By MEE staff Relatives and colleagues mourn at the funeral of Palestinian journalist Hossam Shabat, an Al Jazeera Mubasher correspondent, and Mohammad Mansour, a Palestine Today correspondent, in Beit Lahia in the northern Gaza Strip, on 24 March 2025 (Bashar Taleb / AFP)
Israel’s war on Gaza has been the “worst ever conflict” for journalists, with at least 208 Palestinian media workers killed since October 2023, according to a report by the Watson Institute for International and Public Affairs.
The report, titled News Graveyards: How Dangers to War Reporters Endanger the World, said the Israeli assault on the Gaza Strip since October 2023 had “killed more journalists than the US Civil War, World Wars I and II, the Korean War, the Vietnam War (including the conflicts in Cambodia and Laos), the wars in Yugoslavia in the 1990s and 2000s, and the post-9/11 war in Afghanistan, combined.”
“In 2023, a journalist or media worker was, on average, killed or murdered every four days. In 2024, it was once every three days,” said the report.
“Most reporters harmed or killed, as is the case in Gaza, are local journalists.”
Just last week, Mohammad Mansour, a correspondent for Palestine Today, and Hossam Shabat, a journalist for Al Jazeera Mubasher, were killed by Israel in two separate attacks.
The Government Media Office in the Gaza Strip said it condemned “in the strongest terms the targeting, killing and assassination of Palestinian journalists by the Israeli occupation”.
Shabat is the latest Al Jazeera journalist to be killed in Israel’s war, joining Samer Abu Daqqa, Hamza al-Dahdouh, Ismail al-Ghoul and Ahmed al-Louh.
“Al Jazeera affirms its commitment to pursue all legal measures to prosecute the perpetrators of these crimes against journalists,” the network said on Monday.

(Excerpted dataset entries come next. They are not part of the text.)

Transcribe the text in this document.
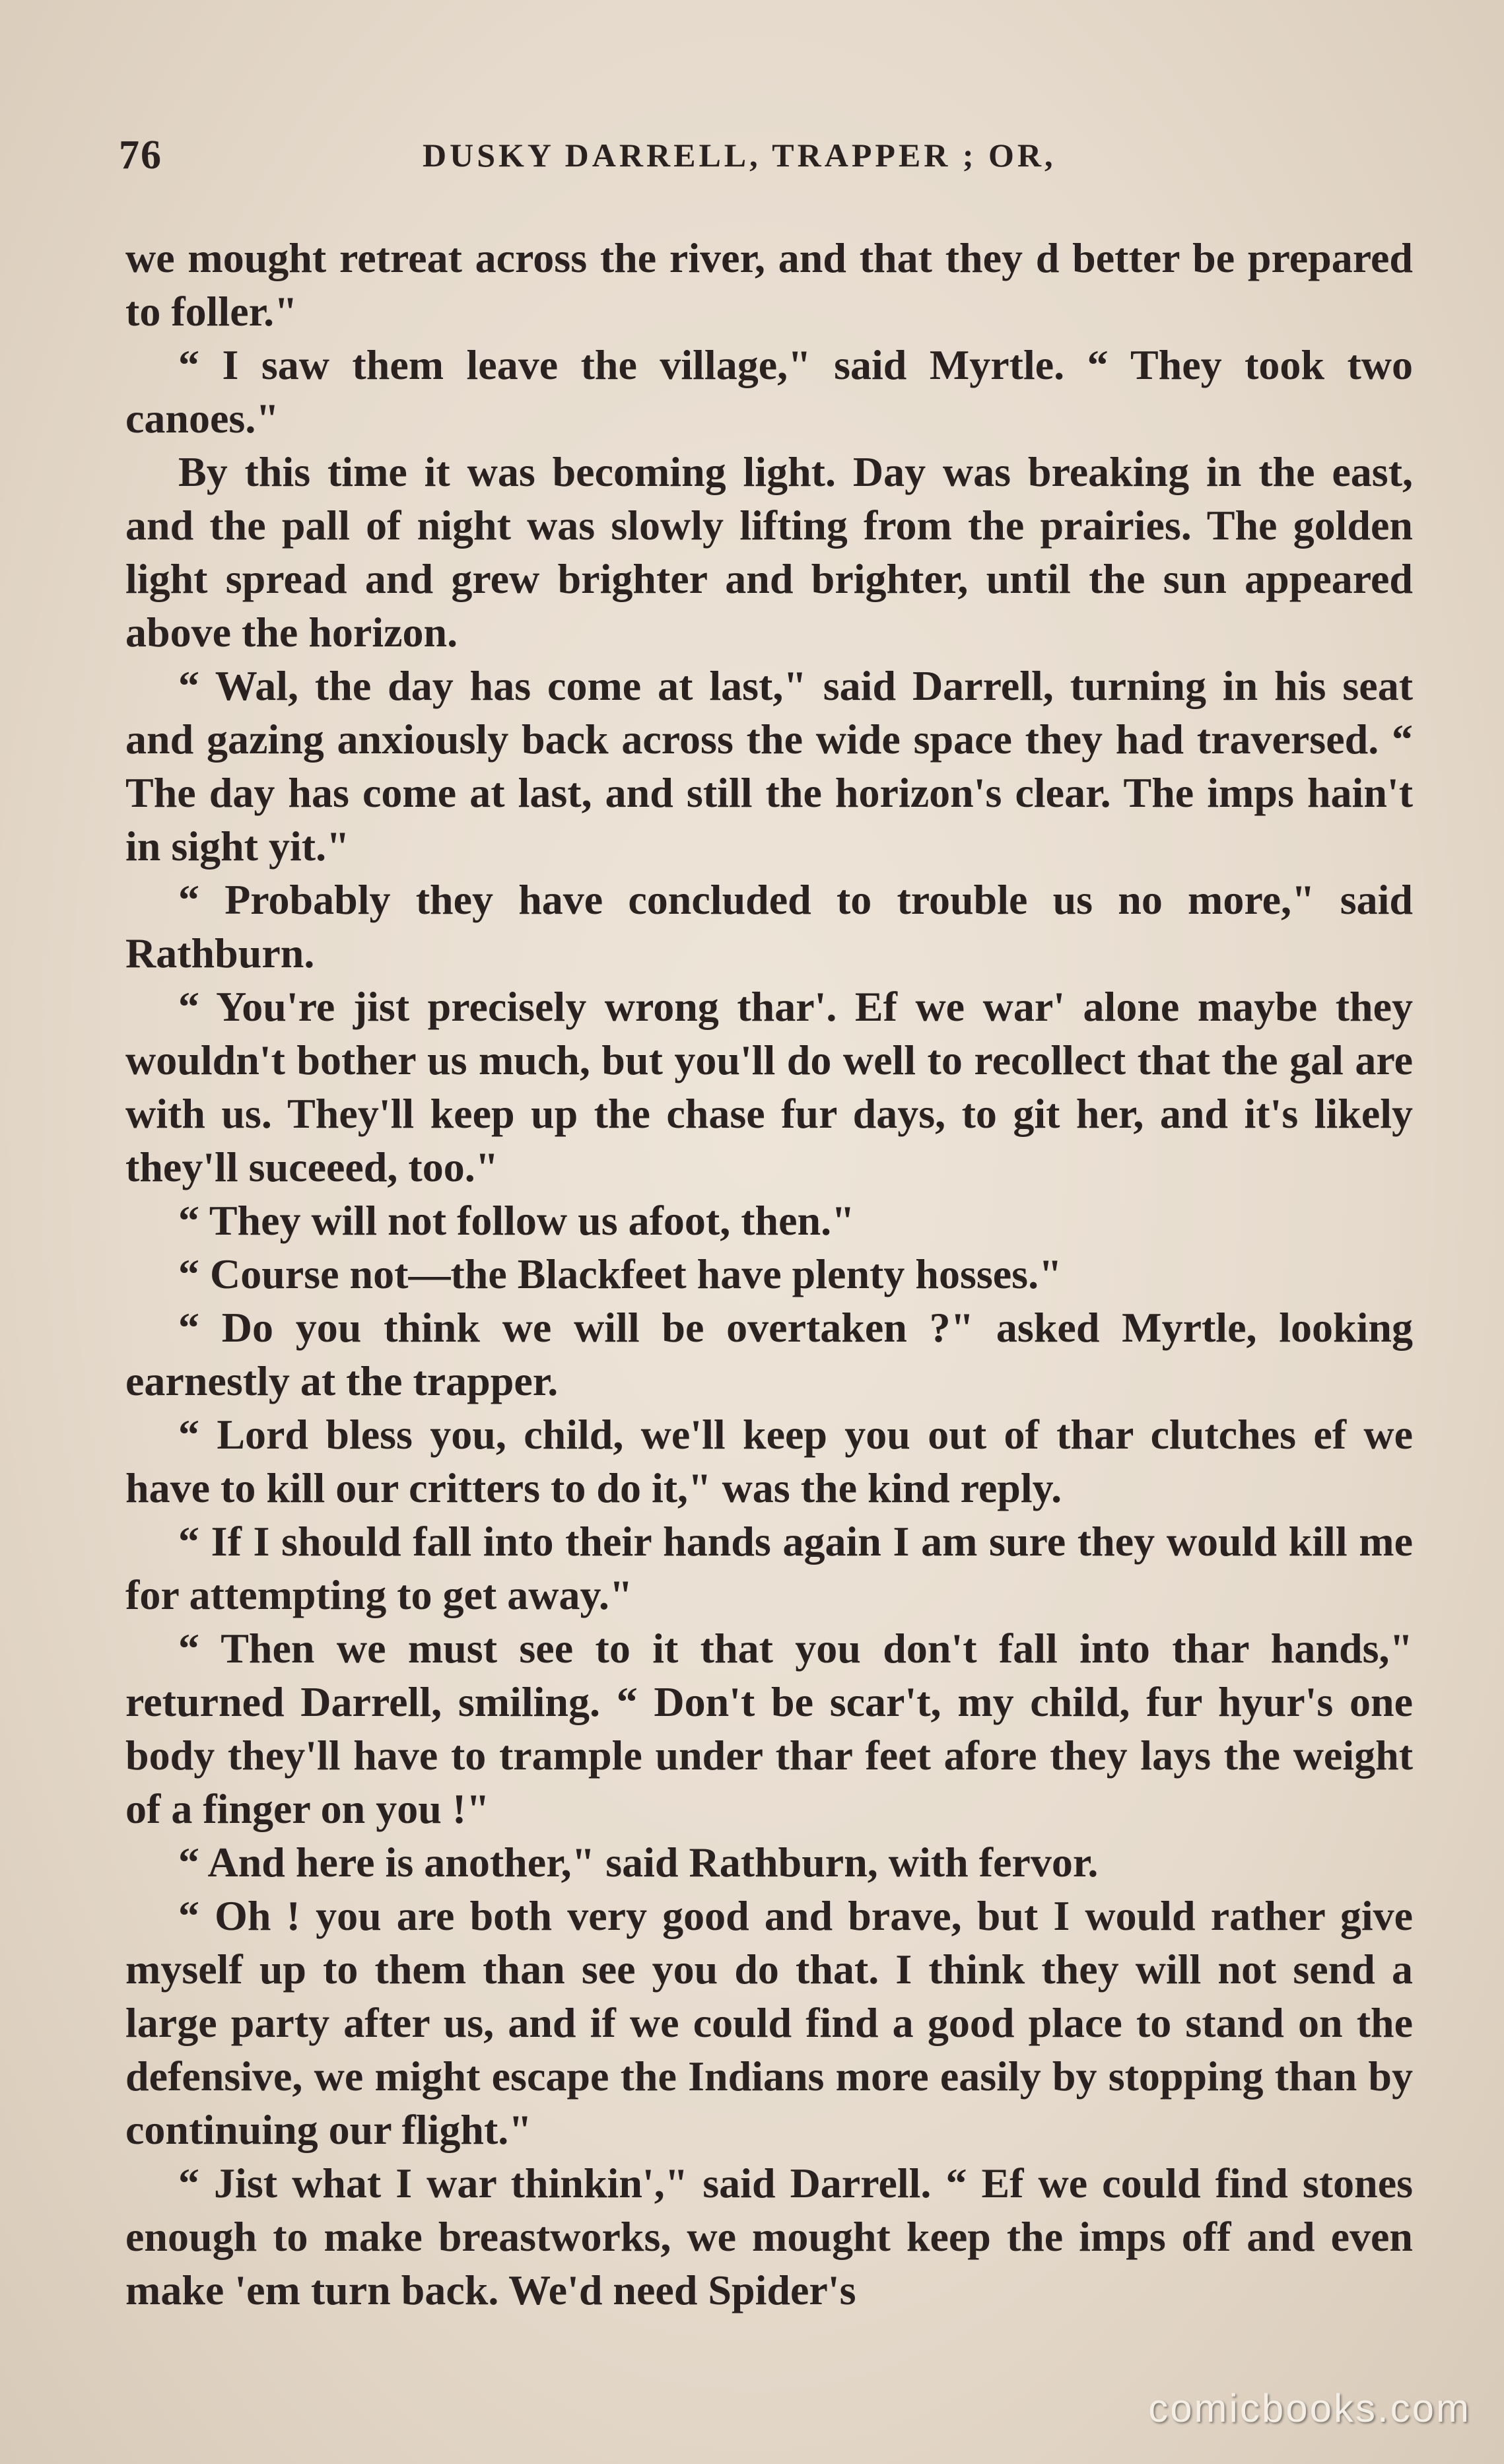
76	DUSKY DARRELL, TRAPPER ; OR,

we mought retreat across the river, and that they d better be prepared to foller."

“ I saw them leave the village," said Myrtle. “ They took two canoes."

By this time it was becoming light. Day was breaking in the east, and the pall of night was slowly lifting from the prairies. The golden light spread and grew brighter and brighter, until the sun appeared above the horizon.

“ Wal, the day has come at last," said Darrell, turning in his seat and gazing anxiously back across the wide space they had traversed. “ The day has come at last, and still the horizon's clear. The imps hain't in sight yit."

“ Probably they have concluded to trouble us no more," said Rathburn.

“ You're jist precisely wrong thar'. Ef we war' alone maybe they wouldn't bother us much, but you'll do well to recollect that the gal are with us. They'll keep up the chase fur days, to git her, and it's likely they'll suceeed, too."

“ They will not follow us afoot, then."

“ Course not—the Blackfeet have plenty hosses."

“ Do you think we will be overtaken ?" asked Myrtle, looking earnestly at the trapper.

“ Lord bless you, child, we'll keep you out of thar clutches ef we have to kill our critters to do it," was the kind reply.

“ If I should fall into their hands again I am sure they would kill me for attempting to get away."

“ Then we must see to it that you don't fall into thar hands," returned Darrell, smiling. “ Don't be scar't, my child, fur hyur's one body they'll have to trample under thar feet afore they lays the weight of a finger on you !"

“ And here is another," said Rathburn, with fervor.

“ Oh ! you are both very good and brave, but I would rather give myself up to them than see you do that. I think they will not send a large party after us, and if we could find a good place to stand on the defensive, we might escape the Indians more easily by stopping than by continuing our flight."

“ Jist what I war thinkin'," said Darrell. “ Ef we could find stones enough to make breastworks, we mought keep the imps off and even make 'em turn back. We'd need Spider's

comicbooks.com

It said that it renewed its commitment to covering events in Gaza “despite the ongoing targeting and harassment” faced by its journalists.
Israel’s military admitted to killing Shabat, accusing him of being “a terrorist” who it had now “eliminated”.
The Watson Institute report also cited the conflict in Syria, which saw hundreds of journalists and media workers killed at the hands of the government and armed groups.
According to the Syrian Network for Human Rights, 700 journalists and media activists were killed in Syria over 10 years.
The Watson Institute report warned that the threat against journalists in war zones across the world was not only putting individuals at risk, but impaired news coverage and the “worldwide information ecosystem.”
“The decreasing number of experienced foreign correspondents in conflict zones, due to long term shifts in the global news industry that have led to the de-prioritization of international news coverage and the closure of foreign news bureaus, has likewise crippled critical knowledge and helped facilitate the creation of news graveyards,” said the report.